Science class 10B students follow their passion, by getting familiar with the octopus!
When science class 10B were given the opportunity to choose a body system to learn about, student's Jack and Aidan didn't want to just learn about just one system, or even focus on only the human body system. They were most eager to learn about the body systems of the octopus.
After Jack and Aidan had investigated how octopuses move, sense the world, digest and reproduce, they dissected an octopus so they could see what all the organs looked like and how the organs worked together.
Photos are attached of the students and their dissection (warning: some are quite graphic so view with a strong stomach!).
Once they had completed their investiations they prepared the attached powerpoint to outline what they learned (the presentation is attached at the bottom of this article in powerpoint or PDF versions).

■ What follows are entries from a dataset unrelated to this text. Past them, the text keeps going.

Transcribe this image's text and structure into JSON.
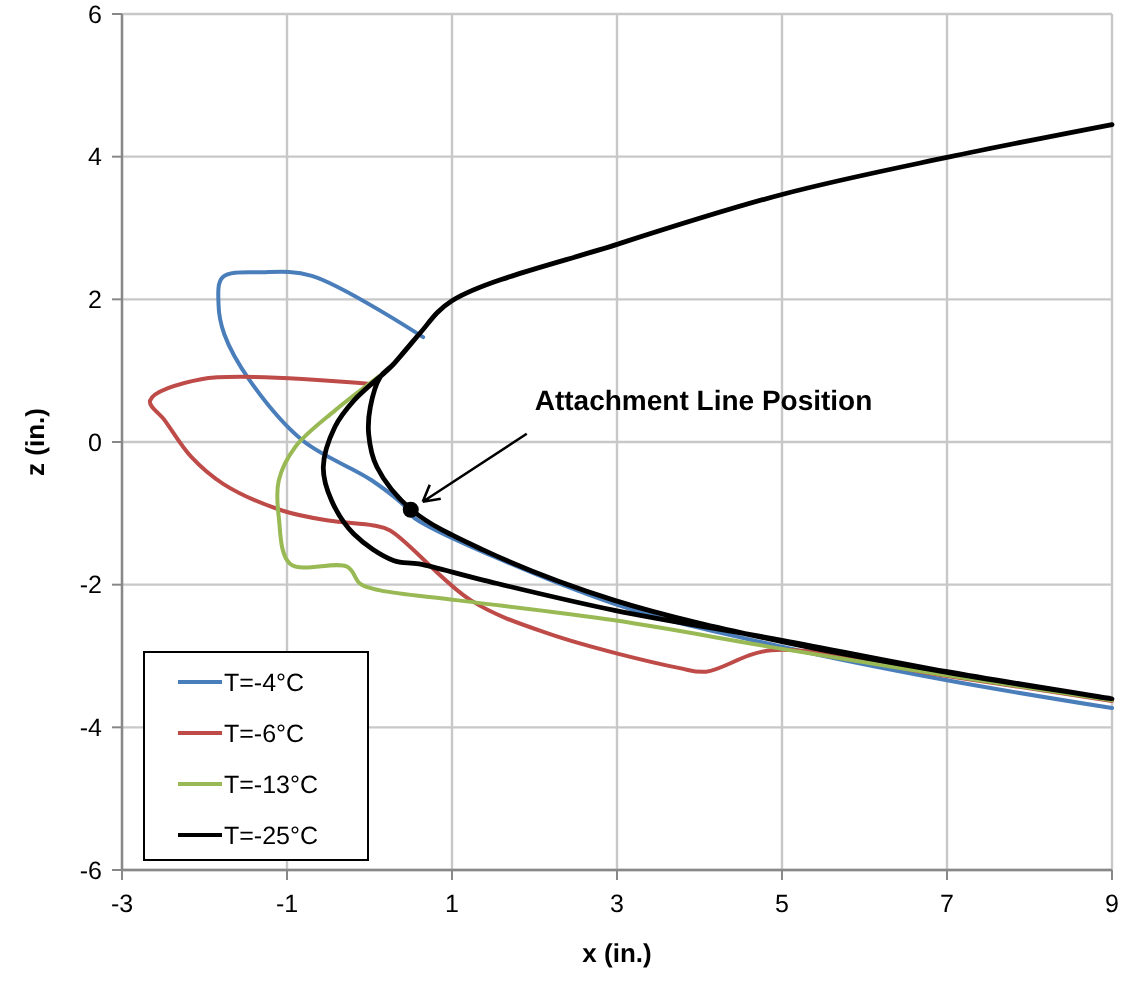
{
  "chart_data": {
    "type": "line",
    "xlabel": "x (in.)",
    "ylabel": "z (in.)",
    "xlim": [
      -3,
      9
    ],
    "ylim": [
      -6,
      6
    ],
    "xticks": [
      -3,
      -1,
      1,
      3,
      5,
      7,
      9
    ],
    "yticks": [
      -6,
      -4,
      -2,
      0,
      2,
      4,
      6
    ],
    "grid": true,
    "legend": "bottom left",
    "marker": "none",
    "line_style": "solid",
    "annotations": [
      {
        "text": "Attachment Line Position",
        "x": 0.5,
        "y": -0.95
      }
    ],
    "series": [
      {
        "name": "T=-4°C",
        "color": "#4a7ebb",
        "x": [
          0.65,
          -0.7,
          -1.3,
          -1.78,
          -1.83,
          -1.76,
          -1.45,
          -0.81,
          0.03,
          0.48,
          0.53,
          2.97,
          5,
          7,
          9
        ],
        "values": [
          1.47,
          2.33,
          2.38,
          2.31,
          1.93,
          1.51,
          0.86,
          0.02,
          -0.54,
          -0.96,
          -1.05,
          -2.27,
          -2.87,
          -3.34,
          -3.73
        ]
      },
      {
        "name": "T=-6°C",
        "color": "#be4b48",
        "x": [
          0.05,
          -2.04,
          -2.66,
          -2.48,
          -2.16,
          -1.77,
          -1.06,
          -0.5,
          0.05,
          0.25,
          1.23,
          2.18,
          3.76,
          4.08,
          4.87,
          7,
          9
        ],
        "values": [
          0.81,
          0.88,
          0.58,
          0.3,
          -0.21,
          -0.59,
          -0.96,
          -1.1,
          -1.17,
          -1.24,
          -2.22,
          -2.69,
          -3.17,
          -3.22,
          -2.92,
          -3.28,
          -3.63
        ]
      },
      {
        "name": "T=-13°C",
        "color": "#98b954",
        "x": [
          0.21,
          -0.42,
          -0.9,
          -1.1,
          -1.1,
          -0.96,
          -0.27,
          -0.11,
          0.13,
          1.08,
          2.97,
          5,
          7,
          9
        ],
        "values": [
          1,
          0.44,
          -0.07,
          -0.54,
          -1.05,
          -1.71,
          -1.75,
          -1.99,
          -2.08,
          -2.22,
          -2.5,
          -2.9,
          -3.27,
          -3.62
        ]
      },
      {
        "name": "T=-25°C",
        "color": "#000000",
        "x": [
          9,
          7,
          5,
          3,
          1,
          0.6,
          0.29,
          0.21,
          -0.19,
          -0.42,
          -0.56,
          -0.46,
          -0.19,
          0.29,
          0.6,
          1.39,
          2.97,
          5,
          7,
          9,
          7,
          5,
          2.97,
          1.39,
          0.52,
          0.09,
          -0.01,
          0.01,
          0.13,
          0.29,
          0.6
        ],
        "values": [
          4.45,
          3.99,
          3.47,
          2.77,
          1.98,
          1.51,
          1.09,
          1,
          0.58,
          0.21,
          -0.35,
          -0.82,
          -1.29,
          -1.66,
          -1.71,
          -1.94,
          -2.36,
          -2.78,
          -3.22,
          -3.6,
          -3.23,
          -2.8,
          -2.22,
          -1.52,
          -0.96,
          -0.35,
          0.11,
          0.49,
          0.91,
          1.09,
          1.51
        ]
      }
    ]
  }
}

Through carrying out the octopus inquiry and the dissection, Aidan and Jack gained an appreciation of how complex the octopus's body systems are, and how many organs are interlinked and work together - just like within the human body.
In the same class other students wanted to learn about the human sensory system - about the structure of the eye and how humans see colour. Whereas another group wanted to find out how joints work and another wanted to know about the excretion system and how our kidneys work.
This type of student directed learning aims to give the student greater control, ownership, and accountability over his or her own learning experience. A student-centered learning environment encourages students to make some of their own choices while they learn which ultimately enables students to become independent learners and experience an education which is more meaningful, relevant and effective.